Teropongistana.com Jakarta – Suasana di Gedung Komisi Pemilihan Umum (KPU), Jalan Imam Bonjol, Jakarta Pusat, mendadak berubah mencekam. Pemeriksaan keamanan diperketat menyusul beredarnya rumor kuat adanya dugaan praktik suap bernilai miliaran rupiah menjelang rapat pleno penetapan Pengganti Antarwaktu (PAW) anggota DPR RI dari Partai NasDem Dapil III Sulawesi Selatan (Sulsel).
Isu ini mencuat setelah DPW NasDem Sulsel mengusung nama Hj Hayarna sebagai pengganti Rusdi Masse Mappasessu (RMS). Padahal, berdasarkan aturan yang berlaku, posisi tersebut seharusnya jatuh kepada peraih suara terbanyak berikutnya.
Fakta di lapangan menunjukkan, pada Pemilu 2024 lalu, Hj Hayarna hanya meraih 22.564 suara. Angka ini jauh tertinggal dibandingkan Putriana Hamda Dakka yang berhasil mengumpulkan 53.700 suara sah.

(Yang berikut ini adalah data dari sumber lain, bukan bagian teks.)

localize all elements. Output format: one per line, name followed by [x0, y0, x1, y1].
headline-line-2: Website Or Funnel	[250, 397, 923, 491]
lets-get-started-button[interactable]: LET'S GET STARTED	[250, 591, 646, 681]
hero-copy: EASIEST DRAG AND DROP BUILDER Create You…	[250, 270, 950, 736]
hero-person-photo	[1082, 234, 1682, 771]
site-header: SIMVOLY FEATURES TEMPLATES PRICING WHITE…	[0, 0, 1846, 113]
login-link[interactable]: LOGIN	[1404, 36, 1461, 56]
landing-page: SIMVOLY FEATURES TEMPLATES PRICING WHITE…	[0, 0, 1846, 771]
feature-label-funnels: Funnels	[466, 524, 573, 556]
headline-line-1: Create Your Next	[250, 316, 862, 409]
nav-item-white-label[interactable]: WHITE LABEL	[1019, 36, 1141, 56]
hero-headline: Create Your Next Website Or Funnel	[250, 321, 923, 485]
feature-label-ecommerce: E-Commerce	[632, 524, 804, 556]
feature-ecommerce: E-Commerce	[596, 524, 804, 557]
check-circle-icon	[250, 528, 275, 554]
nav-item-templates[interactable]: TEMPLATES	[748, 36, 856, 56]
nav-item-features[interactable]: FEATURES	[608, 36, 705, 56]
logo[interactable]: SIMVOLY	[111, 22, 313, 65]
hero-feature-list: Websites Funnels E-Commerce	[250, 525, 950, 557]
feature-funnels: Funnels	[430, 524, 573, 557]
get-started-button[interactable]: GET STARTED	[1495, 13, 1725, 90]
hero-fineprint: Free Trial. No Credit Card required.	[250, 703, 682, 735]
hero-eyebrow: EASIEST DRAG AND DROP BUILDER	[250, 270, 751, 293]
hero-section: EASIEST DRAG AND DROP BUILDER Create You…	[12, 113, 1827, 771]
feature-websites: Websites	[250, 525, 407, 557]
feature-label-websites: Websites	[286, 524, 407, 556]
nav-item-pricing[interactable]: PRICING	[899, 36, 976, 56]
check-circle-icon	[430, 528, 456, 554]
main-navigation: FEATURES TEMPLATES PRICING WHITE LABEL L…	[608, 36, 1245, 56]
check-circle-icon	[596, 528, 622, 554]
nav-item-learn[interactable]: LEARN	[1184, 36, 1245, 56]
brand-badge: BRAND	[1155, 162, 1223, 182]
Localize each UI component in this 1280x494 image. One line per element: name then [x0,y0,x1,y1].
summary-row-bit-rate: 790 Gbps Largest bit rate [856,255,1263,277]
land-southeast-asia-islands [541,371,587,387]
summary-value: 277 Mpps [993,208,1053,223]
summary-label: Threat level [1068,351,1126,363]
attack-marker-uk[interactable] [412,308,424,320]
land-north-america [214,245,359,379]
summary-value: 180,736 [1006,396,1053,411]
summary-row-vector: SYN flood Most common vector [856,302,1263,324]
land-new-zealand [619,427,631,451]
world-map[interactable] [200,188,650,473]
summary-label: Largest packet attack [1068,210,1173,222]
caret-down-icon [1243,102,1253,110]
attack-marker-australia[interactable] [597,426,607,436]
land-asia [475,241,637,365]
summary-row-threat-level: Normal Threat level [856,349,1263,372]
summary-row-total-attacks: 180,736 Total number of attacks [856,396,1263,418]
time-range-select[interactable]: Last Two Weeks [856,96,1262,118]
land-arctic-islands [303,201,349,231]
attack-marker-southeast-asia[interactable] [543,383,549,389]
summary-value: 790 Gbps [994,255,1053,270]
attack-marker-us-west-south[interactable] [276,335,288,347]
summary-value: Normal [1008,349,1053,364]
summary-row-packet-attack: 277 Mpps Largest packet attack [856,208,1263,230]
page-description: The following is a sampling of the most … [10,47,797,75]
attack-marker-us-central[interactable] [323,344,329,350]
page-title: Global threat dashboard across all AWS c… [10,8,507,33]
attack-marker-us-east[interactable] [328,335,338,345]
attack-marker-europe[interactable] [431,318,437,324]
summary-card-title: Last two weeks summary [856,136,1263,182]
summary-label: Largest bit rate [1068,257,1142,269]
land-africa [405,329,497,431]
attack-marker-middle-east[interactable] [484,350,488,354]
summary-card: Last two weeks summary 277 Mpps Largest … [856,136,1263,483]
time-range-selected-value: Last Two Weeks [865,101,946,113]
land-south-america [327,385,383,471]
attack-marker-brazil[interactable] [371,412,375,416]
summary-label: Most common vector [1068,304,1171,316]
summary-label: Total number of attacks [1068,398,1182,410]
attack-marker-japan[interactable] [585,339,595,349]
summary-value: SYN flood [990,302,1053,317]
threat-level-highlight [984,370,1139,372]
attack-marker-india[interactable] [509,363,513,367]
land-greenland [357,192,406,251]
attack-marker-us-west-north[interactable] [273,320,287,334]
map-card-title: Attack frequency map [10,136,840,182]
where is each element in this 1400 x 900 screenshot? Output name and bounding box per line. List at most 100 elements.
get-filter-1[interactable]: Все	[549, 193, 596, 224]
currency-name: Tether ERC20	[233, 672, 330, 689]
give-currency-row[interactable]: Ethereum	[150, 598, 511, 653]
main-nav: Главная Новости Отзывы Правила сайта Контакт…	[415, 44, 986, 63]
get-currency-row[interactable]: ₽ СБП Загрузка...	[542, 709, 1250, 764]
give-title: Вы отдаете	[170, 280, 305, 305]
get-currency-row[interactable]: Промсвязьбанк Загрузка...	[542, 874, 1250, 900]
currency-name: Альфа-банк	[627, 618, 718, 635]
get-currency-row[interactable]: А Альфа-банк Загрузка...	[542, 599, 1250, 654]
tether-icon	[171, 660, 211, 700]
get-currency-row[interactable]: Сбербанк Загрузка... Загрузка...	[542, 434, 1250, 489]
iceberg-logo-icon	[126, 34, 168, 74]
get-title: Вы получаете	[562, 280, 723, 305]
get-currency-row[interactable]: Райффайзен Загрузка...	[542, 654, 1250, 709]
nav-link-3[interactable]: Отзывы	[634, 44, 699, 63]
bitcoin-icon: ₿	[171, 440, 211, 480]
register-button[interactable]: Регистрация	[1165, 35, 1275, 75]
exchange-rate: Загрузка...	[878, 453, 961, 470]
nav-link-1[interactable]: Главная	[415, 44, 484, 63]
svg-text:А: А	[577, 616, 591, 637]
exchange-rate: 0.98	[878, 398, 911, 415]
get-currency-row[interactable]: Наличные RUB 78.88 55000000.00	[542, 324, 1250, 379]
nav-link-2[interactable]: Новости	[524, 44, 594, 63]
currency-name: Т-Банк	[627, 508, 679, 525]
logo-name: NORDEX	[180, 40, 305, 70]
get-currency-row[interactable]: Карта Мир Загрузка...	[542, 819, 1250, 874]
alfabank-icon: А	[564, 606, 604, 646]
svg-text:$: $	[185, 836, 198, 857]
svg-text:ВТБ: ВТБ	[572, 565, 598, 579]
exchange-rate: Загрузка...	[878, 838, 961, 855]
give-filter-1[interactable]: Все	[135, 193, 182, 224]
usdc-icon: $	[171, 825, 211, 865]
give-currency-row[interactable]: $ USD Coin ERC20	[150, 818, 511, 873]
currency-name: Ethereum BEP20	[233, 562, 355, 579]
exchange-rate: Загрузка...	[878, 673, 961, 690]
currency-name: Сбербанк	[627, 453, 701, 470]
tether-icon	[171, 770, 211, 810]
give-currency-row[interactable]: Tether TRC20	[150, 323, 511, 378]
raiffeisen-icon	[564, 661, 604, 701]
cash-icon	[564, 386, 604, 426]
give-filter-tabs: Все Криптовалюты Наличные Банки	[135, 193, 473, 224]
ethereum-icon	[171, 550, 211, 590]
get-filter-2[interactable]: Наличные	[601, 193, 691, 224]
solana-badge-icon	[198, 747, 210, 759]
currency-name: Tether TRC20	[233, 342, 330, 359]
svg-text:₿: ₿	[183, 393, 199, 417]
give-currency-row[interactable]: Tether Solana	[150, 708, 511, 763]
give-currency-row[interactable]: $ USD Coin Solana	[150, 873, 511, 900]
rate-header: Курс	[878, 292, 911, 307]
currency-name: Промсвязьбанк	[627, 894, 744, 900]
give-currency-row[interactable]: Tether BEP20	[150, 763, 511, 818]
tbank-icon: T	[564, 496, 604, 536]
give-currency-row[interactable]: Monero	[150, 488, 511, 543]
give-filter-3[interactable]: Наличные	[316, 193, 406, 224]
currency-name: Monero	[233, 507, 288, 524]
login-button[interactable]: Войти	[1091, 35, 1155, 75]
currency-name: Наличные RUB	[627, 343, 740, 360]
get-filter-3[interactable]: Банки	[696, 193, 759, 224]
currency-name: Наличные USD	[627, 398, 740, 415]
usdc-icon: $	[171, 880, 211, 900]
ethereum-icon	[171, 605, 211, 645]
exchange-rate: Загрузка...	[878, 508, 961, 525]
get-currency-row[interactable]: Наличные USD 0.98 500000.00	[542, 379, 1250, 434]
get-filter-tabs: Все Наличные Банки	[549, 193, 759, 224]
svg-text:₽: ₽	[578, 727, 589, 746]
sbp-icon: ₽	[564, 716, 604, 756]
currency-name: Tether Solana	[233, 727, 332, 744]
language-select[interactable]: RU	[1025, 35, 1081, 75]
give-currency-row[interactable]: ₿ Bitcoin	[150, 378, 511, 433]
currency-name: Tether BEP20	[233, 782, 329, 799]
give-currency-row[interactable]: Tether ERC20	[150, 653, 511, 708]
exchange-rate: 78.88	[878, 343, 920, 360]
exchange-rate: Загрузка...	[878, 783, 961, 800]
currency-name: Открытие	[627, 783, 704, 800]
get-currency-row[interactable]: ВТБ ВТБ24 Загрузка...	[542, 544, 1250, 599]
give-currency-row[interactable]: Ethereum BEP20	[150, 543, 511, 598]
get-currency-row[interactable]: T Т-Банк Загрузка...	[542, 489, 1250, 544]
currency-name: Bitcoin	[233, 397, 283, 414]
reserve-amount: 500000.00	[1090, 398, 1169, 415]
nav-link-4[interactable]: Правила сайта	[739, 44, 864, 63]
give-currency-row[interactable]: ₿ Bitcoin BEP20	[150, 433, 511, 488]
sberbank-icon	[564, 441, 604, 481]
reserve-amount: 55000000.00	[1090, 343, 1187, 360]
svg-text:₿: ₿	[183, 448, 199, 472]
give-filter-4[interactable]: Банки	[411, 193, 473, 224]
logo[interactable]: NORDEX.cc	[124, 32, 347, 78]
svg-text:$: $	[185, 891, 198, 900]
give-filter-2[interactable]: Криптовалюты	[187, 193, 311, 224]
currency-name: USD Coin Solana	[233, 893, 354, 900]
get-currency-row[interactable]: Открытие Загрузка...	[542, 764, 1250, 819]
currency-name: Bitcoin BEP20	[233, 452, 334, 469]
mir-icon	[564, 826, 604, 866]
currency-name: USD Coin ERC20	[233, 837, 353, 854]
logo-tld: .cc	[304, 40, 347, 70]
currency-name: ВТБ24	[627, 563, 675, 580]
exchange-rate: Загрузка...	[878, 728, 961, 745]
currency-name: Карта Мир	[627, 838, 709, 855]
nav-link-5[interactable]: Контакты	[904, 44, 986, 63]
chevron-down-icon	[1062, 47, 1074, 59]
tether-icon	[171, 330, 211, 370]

Melanggar Aturan, Muncul Indikasi Transaksi
Berdasarkan Peraturan KPU Nomor 3 Tahun 2025 Pasal 8 ayat 1, calon pengganti wajib merupakan peraih suara terbanyak berikutnya dari Daftar Calon Tetap (DCT). Hal ini membuat usulan Hj Hayarna dinilai tidak memenuhi syarat konstitusional.
“Kendati bertentangan dengan undang-undang, DPW tetap memaksakan nama tersebut. Dari sinilah muncul dugaan kuat adanya transaksi atau suap di lingkungan KPU,” ungkap sumber internal penggiat anti-korupsi di Makassar.